PGA Championship 2017: Why moving the PGA to May won’t cost it the courses you might think
Montana Pritchard/PGA of America
CHARLOTTE — Tim Thaney isn’t a member of the Greater Rochester Chamber of Commerce. But he is club president at Oak Hill Country Club, and paints an idyllic picture of Pittsford, N.Y., in late May.
That’s the time of year when the PGA Championship will return to upstate New York in 2023. Symbolically, the Sunday of Memorial Day weekend is when the club opens its pool, and the lawns in front of the homes on Kilbourn Road start filling in.
“We get a bad rap,” Thaney told me. “It’s not like a British Open on the coast of Scotland.”
This conversation took place on Tuesday, the day when the PGA of America announced that the 2019 PGA Championship would be moved from its traditional date in early August to the potentially dicey window—weather wise—of the weekend prior to Memorial Day weekend. At Oak Hill, that will be May 16-21.

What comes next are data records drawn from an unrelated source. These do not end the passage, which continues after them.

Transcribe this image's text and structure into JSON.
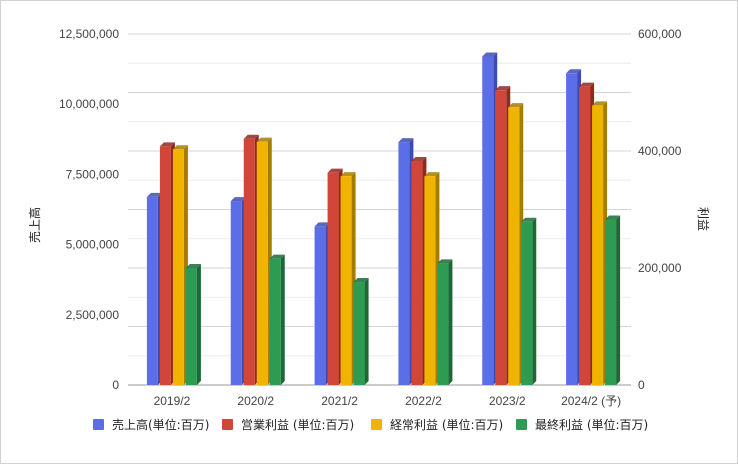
{
  "chart_data": {
    "type": "bar",
    "categories": [
      "2019/2",
      "2020/2",
      "2021/2",
      "2022/2",
      "2023/2",
      "2024/2 (予)"
    ],
    "ylabel": "売上高",
    "y2label": "利益",
    "ylim": [
      0,
      12500000
    ],
    "y2lim": [
      0,
      600000
    ],
    "yticks": [
      "0",
      "2,500,000",
      "5,000,000",
      "7,500,000",
      "10,000,000",
      "12,500,000"
    ],
    "y2ticks": [
      "0",
      "200,000",
      "400,000",
      "600,000"
    ],
    "grid": true,
    "legend_position": "bottom",
    "series": [
      {
        "name": "売上高(単位:百万)",
        "axis": "left",
        "color": "#5b6ee8",
        "side": "#3d4cb0",
        "values": [
          6700000,
          6550000,
          5650000,
          8650000,
          11700000,
          11100000
        ]
      },
      {
        "name": "営業利益 (単位:百万)",
        "axis": "right",
        "color": "#d0463a",
        "side": "#93281f",
        "values": [
          408000,
          421000,
          363000,
          383000,
          504000,
          510000
        ]
      },
      {
        "name": "経常利益 (単位:百万)",
        "axis": "right",
        "color": "#f0b400",
        "side": "#a67c00",
        "values": [
          403000,
          416000,
          357000,
          357000,
          475000,
          478000
        ]
      },
      {
        "name": "最終利益 (単位:百万)",
        "axis": "right",
        "color": "#2e9b52",
        "side": "#1b6a35",
        "values": [
          200000,
          216000,
          176000,
          208000,
          279000,
          283000
        ]
      }
    ]
  }
}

For clubs such as Quail Hollow, which hosts the 99th PGA this week in Charlotte, making the adjustment will be easy. “Spring-time in the Carolinas is a great time to play golf,” says club president Johnny Harris. “If we’re fortunate enough to attract another PGA in the spring, we’ll just do what we’ve always done [the week of the Wells Fargo Championship]. “We’ll over seed.”
Notable, the move to May opens up the selection process to clubs in the south that weren’t previously considered for August. The landscape has changed so dramatically with the schedule change that PGA CEO Pete Bevacqua told me his association wouldn’t rule out bringing its championship to Florida, Texas and Arizona. Some of the options to consider are Trump National Doral (looking for a tour event after the departure of the WGC-Cadillac Championship), PGA National (which hosted the PGA in oppressive August heat in 1987) and TPC Scottsdale (host of the “Greatest Show on Grass,” the Waste Management Phoenix Open).

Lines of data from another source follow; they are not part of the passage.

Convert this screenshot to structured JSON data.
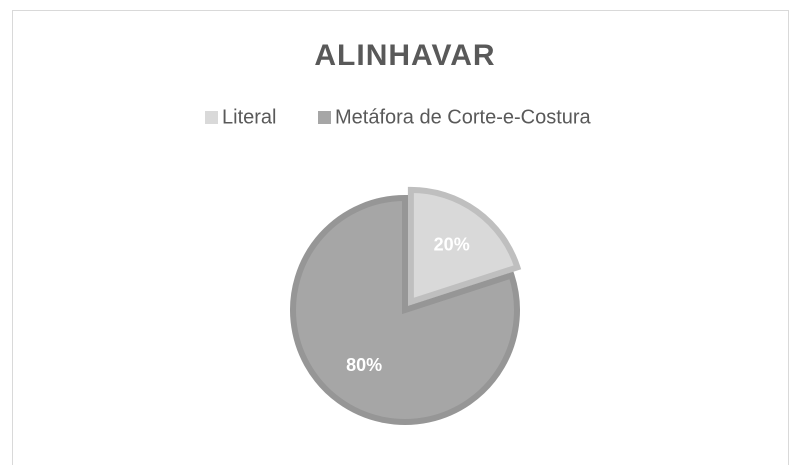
{
  "chart_data": {
    "type": "pie",
    "title": "ALINHAVAR",
    "categories": [
      "Literal",
      "Metáfora de Corte-e-Costura"
    ],
    "values": [
      20,
      80
    ],
    "value_labels": [
      "20%",
      "80%"
    ],
    "colors": [
      "#d9d9d9",
      "#a6a6a6"
    ],
    "legend": "top"
  }
}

As those doors open, there are fears from the Northeast through the Midwest that courses on the PGA rota such as Bethpage (2019), Trump National Bedminster (2022) and Whistling Straits (a three-time host of the PGA in the last 13 years) might be excluded in the future.
Yet contrary to conventional wisdom, the move to May doesn’t necessarily knock out some of the traditional courses in the Northeast that played host to past PGAs. The reality, as Oak Hill could attest after hosting the Senior PGA that month will few issues in 2008, is not quite so bleak.
When I ran into Kevin Vitale, the general manager of Baltusrol, this week at Quail Hollow, he reminded me that the rough is lusher and the greens harder in Springfield, N.J., in May than conditions often are in August. He added that the chance of thunderstorms—like the ones that interrupted play at the 2005 and 2016 PGAs—are also less prevalent.
That’s not to say there aren’t potential risks. Bethpage experienced winterkill damage three years ago that caused the Black Course to remain closed until after Memorial Day. If that happens in 2019, it could create logistical and public-relations nightmares for the PGA. But given that was one of only two conditioning issues like that in the last 20 years, golf-course superintendent Andy Wilson doesn’t see the one-in-10 chance as a deal-breaker. “It’s up to Mother Nature more than anything else,” Wilson says. “If she wants to beat us, she’ll beat us and we’ll recover.”
If there’s collateral damage created by the move to May, it could be the loss of Wisconsin's Whistling Straits, host in 2004, 2010 and 2015. The biggest issue, according to resort owner Herb Kohler, is Kerry Haigh’s concern that not being able to grow the fescue rough, which gives the Pete Dye course hard by Lake Michigan not only its look, but more importantly, its character. But Haigh, the PGA’s Chief Championships Officer, is not going to let agronomical issues stand in the way of the PGA’s most solid partner and host of the 2020 Ryder Cup. Maybe Whistling Straits won’t be as beautiful—or penal—in May. Who cares? It would beat the violent thunderstorms that traumatized the event in ’15.
“We’d absolutely consider going back [to Kohler] for another PGA,” says Bevacqua, noting that the 2015 version won by Jason Day was “off the charts,” and that, while “Every site has issues. Every site has positives.” Reading between the lines, in the case of Whistling Straits, the positives far out-weigh the issues.
“We tried to express that August was a terrific month for a major, regardless of the Olympics,” Kohler said. “We still have options. It’s not one of my best options. But we still have options.”